How do we distinguish this page from a page that states that the Union (that is, the collection of all elements of the elements) of Null is Null? -Andrew Salmon 14:03, 11 September 2011 (CDT)

By reading the page and seeing what's in it. --prime mover 14:36, 11 September 2011 (CDT)
Well, what I'm more concerned about is how to name pages with theorems like:
$\bigcup ( A \cup B ) = ( \bigcup A \cup \bigcup B )$
Do we call it "Union of union is union of Unions?" :P -Andrew Salmon 20:40, 11 September 2011 (CDT)
Just Union of Unions should do. Why, are we planning on putting that page up? Does it have a purpose? --prime mover 00:27, 12 September 2011 (CDT)
I was just wondering, because it does appear on textbooks and similar theorem. I was also wondering if there was a way to distinguish the arbitrary union of a set and the union of two sets (same for intersection).
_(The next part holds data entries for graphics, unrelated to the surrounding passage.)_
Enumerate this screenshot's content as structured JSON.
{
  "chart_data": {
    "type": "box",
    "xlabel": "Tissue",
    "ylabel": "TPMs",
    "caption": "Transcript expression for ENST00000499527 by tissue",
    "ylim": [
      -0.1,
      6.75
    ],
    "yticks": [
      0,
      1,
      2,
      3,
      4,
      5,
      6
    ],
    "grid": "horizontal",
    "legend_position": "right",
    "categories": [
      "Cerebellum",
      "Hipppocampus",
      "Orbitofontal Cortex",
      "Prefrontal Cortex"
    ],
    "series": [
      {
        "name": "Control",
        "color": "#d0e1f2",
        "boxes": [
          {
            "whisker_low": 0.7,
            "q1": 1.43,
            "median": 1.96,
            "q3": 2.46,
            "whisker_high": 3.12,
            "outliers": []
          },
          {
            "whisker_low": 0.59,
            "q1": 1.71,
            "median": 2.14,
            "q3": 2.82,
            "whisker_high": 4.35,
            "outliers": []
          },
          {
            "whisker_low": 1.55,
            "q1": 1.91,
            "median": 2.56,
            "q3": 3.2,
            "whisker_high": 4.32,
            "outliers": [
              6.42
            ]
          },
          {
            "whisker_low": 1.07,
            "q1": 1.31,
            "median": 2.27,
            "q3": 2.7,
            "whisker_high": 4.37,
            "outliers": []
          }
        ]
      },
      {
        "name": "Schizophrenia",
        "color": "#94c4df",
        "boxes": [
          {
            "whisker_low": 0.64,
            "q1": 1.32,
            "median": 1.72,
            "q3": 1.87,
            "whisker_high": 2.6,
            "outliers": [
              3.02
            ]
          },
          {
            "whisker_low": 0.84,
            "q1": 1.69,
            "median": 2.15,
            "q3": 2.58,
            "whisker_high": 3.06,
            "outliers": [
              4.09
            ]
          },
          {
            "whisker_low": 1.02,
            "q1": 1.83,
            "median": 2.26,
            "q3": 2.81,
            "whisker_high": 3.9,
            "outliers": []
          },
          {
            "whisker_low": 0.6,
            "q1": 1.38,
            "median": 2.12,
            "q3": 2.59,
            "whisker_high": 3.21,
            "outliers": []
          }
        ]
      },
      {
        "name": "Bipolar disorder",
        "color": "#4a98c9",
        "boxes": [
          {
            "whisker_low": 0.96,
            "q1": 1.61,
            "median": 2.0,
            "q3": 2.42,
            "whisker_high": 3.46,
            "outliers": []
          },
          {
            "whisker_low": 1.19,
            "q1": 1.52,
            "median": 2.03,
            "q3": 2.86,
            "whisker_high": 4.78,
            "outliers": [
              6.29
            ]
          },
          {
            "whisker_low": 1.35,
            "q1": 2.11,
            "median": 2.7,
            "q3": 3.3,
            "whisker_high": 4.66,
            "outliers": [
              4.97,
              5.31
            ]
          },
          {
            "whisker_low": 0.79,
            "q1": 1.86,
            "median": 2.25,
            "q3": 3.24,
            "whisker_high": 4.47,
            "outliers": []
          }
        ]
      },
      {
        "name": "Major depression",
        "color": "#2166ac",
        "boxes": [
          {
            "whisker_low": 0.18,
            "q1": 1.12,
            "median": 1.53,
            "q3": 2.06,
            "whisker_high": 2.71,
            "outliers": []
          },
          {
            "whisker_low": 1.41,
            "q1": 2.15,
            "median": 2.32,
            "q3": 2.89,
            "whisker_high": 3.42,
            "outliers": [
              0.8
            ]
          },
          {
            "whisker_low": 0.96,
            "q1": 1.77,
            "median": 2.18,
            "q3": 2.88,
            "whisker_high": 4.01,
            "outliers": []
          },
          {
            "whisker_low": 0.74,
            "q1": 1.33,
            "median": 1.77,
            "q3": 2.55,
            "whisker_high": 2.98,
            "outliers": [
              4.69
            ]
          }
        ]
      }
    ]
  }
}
Why couldn't mathematicians do stuff without overusing terminology (i.e. product as in multiplication, product of sequence, product as in "logical" product $\land$, Cartesian product, infinite Cartesian product, cross product, etc)? -Andrew Salmon 10:05, 12 September 2011 (CDT)
blah--prime mover 12:34, 12 September 2011 (CDT)

EDIT: I found Union of Empty Set, but the name of this page is questionable.